Em nova manifestação publicada nas redes sociais, Eduardo afirmou que assinou contrato com atribuições ligadas à gestão financeira da obra e confirmou que atuou como produtor-executivo do longa. Segundo ele, o dinheiro aplicado teria sido obtido com a venda de um curso e utilizado para assegurar a participação do diretor norte-americano Cyrus Nowrasteh no desenvolvimento inicial do roteiro.
O ex-deputado declarou que o aporte serviu para evitar a saída do cineasta antes da consolidação do projeto audiovisual. De acordo com Eduardo Bolsonaro, posteriormente surgiu um grupo de investidores que assumiu a continuidade da produção e devolveu os R$ 350 mil inicialmente investidos por ele.
Apesar da nova explicação, o parlamentar não informou quem realizou o reembolso nem detalhou como ocorreu a devolução dos recursos. Na publicação, Eduardo afirmou apenas que “próximo ao final do contrato, e diante da possibilidade de perder o diretor, surgiu a oportunidade de atrair um grande investidor”.
A nova versão contrasta diretamente com a declaração divulgada anteriormente pelo próprio político. Em nota publicada nas redes sociais, Eduardo Bolsonaro havia afirmado que “não exerceu qualquer posição de gestão ou emprego no fundo”, sustentando que sua participação no projeto limitava-se à cessão de imagem.

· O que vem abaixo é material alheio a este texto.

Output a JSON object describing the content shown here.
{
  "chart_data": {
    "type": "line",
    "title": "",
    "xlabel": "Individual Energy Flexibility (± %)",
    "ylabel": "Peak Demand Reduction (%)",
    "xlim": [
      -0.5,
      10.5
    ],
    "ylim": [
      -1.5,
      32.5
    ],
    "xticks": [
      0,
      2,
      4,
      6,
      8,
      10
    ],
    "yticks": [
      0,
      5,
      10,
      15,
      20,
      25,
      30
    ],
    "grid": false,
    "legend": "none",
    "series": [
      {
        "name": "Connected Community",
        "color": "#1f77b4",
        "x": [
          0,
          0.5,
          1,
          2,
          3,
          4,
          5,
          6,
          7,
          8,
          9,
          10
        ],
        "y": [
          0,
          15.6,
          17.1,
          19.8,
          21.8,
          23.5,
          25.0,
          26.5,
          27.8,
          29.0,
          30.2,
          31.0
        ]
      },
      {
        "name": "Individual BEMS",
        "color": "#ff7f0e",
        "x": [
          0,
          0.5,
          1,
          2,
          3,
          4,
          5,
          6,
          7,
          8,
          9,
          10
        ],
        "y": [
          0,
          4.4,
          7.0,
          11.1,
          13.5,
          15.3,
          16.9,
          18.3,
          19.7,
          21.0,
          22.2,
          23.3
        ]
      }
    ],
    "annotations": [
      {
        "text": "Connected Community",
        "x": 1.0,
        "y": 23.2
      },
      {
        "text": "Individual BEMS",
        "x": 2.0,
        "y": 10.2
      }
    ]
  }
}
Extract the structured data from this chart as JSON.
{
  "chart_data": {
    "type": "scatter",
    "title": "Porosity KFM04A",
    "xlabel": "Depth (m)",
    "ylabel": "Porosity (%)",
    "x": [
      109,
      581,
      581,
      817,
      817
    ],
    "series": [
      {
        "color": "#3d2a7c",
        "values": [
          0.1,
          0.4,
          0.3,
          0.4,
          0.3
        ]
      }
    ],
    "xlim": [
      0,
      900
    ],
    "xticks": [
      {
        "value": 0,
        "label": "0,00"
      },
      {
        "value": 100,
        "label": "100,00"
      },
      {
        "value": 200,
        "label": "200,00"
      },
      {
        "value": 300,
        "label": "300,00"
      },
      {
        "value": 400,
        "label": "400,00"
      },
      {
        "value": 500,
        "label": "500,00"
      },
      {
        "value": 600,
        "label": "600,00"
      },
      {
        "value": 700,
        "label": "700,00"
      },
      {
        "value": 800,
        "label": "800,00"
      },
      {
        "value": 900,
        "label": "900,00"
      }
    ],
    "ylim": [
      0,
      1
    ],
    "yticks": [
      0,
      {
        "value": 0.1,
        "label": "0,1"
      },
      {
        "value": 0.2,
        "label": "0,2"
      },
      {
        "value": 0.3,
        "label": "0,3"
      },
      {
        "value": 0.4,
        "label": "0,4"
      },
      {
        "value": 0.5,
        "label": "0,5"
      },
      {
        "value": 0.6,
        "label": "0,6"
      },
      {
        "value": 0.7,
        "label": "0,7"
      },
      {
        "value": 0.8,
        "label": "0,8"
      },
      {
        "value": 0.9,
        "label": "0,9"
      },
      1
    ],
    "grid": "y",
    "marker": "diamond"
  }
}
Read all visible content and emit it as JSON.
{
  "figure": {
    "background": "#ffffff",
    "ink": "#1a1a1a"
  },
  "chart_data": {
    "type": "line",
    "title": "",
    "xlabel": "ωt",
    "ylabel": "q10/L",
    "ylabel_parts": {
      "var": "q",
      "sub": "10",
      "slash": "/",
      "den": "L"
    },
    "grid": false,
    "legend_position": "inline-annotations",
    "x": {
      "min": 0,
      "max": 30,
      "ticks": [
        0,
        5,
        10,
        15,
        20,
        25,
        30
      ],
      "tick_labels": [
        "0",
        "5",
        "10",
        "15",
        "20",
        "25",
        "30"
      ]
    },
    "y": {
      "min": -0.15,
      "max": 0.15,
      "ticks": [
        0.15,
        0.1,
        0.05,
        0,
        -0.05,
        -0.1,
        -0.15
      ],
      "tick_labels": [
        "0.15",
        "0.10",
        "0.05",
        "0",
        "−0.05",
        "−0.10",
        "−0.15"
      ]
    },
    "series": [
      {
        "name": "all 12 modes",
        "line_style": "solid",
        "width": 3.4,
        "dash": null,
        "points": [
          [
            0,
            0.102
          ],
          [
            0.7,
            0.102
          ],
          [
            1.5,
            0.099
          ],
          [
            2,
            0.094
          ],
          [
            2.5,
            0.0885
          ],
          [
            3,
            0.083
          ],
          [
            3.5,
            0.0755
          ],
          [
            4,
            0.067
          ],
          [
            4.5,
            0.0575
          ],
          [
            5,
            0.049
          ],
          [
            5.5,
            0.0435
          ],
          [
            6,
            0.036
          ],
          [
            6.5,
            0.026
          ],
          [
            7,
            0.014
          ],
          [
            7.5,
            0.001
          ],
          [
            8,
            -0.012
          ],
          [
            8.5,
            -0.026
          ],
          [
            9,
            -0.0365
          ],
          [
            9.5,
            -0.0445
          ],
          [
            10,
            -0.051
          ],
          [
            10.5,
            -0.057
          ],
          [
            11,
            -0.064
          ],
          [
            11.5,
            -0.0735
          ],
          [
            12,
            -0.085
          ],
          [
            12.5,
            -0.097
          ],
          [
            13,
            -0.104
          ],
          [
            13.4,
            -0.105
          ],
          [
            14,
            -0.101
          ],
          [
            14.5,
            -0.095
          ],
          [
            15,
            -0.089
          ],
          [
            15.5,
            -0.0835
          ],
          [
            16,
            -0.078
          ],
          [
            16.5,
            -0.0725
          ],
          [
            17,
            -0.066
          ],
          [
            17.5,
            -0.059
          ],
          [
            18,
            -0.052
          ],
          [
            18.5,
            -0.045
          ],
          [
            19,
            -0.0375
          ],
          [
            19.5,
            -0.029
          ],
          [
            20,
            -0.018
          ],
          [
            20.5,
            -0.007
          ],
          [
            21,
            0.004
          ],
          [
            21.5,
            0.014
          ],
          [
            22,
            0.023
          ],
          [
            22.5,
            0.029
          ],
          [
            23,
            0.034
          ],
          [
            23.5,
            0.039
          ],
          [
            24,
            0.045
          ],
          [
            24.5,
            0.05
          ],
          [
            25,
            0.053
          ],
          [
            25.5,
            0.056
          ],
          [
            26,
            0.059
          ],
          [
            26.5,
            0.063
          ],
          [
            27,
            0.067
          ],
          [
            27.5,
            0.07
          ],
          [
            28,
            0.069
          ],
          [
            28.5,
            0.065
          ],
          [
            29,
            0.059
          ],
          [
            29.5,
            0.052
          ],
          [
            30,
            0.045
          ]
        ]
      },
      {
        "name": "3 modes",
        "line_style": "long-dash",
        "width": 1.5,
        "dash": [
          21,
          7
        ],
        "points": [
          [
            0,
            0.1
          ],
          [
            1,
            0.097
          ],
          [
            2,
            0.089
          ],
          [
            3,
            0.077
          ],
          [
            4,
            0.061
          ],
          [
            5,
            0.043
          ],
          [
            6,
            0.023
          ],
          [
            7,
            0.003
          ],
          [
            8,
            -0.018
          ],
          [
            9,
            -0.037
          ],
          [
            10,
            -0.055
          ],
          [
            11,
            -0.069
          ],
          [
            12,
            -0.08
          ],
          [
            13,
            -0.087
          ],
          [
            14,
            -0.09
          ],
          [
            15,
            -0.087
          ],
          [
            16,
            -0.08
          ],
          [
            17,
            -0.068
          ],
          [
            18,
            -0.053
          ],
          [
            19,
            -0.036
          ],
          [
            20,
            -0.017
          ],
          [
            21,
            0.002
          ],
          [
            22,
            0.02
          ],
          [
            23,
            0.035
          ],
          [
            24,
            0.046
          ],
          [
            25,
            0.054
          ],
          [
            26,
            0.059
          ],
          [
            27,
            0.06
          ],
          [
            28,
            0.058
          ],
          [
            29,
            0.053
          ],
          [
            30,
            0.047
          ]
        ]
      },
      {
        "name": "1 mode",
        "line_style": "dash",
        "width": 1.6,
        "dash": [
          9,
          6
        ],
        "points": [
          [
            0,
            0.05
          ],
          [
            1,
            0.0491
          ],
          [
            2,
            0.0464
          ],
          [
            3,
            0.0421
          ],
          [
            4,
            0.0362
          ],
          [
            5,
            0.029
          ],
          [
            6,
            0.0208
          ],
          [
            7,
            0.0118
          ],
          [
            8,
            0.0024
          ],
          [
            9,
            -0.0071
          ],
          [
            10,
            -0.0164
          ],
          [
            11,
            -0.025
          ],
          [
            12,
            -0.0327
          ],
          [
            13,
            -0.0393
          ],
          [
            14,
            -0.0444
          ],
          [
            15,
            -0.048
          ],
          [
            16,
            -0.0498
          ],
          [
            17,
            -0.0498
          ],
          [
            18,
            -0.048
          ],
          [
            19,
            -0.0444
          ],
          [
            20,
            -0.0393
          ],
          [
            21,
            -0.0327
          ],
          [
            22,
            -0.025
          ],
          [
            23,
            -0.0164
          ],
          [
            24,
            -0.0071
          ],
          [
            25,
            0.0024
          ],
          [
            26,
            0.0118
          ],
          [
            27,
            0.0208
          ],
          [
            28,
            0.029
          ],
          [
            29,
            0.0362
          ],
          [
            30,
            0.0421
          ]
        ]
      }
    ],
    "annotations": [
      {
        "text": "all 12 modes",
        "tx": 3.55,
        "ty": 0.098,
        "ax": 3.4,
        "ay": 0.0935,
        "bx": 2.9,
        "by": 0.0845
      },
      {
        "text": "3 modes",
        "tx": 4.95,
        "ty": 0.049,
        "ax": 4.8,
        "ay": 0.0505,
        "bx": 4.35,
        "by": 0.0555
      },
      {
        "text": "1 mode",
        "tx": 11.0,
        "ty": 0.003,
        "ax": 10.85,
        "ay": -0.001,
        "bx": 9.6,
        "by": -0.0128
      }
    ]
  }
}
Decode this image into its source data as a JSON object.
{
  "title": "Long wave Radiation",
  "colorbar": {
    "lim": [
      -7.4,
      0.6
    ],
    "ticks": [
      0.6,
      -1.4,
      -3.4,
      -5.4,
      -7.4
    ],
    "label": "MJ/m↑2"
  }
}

O caso ganhou repercussão após informações divulgadas pelo site The Intercept Brasil apontarem que o senador Flávio Bolsonaro teria solicitado R$ 134 milhões para financiar o filme sobre o ex-presidente. Segundo a publicação, parte dos recursos teria sido articulada junto ao empresário Daniel Vorcaro, proprietário do Banco Master.
Ainda conforme a reportagem, R$ 61 milhões teriam sido efetivamente transferidos por meio da Entre Investimentos para o fundo Havengate Development Fund LP, sediado no estado do Texas, nos Estados Unidos. O fundo, segundo o veículo, seria controlado por aliados ligados a Eduardo Bolsonaro.
A produtora responsável pelo longa e o deputado federal Mario Frias, apontado como roteirista da obra, negaram ter recebido os valores mencionados na publicação. O projeto cinematográfico segue cercado por questionamentos sobre origem dos recursos, estrutura financeira e participação de integrantes da família Bolsonaro na produção.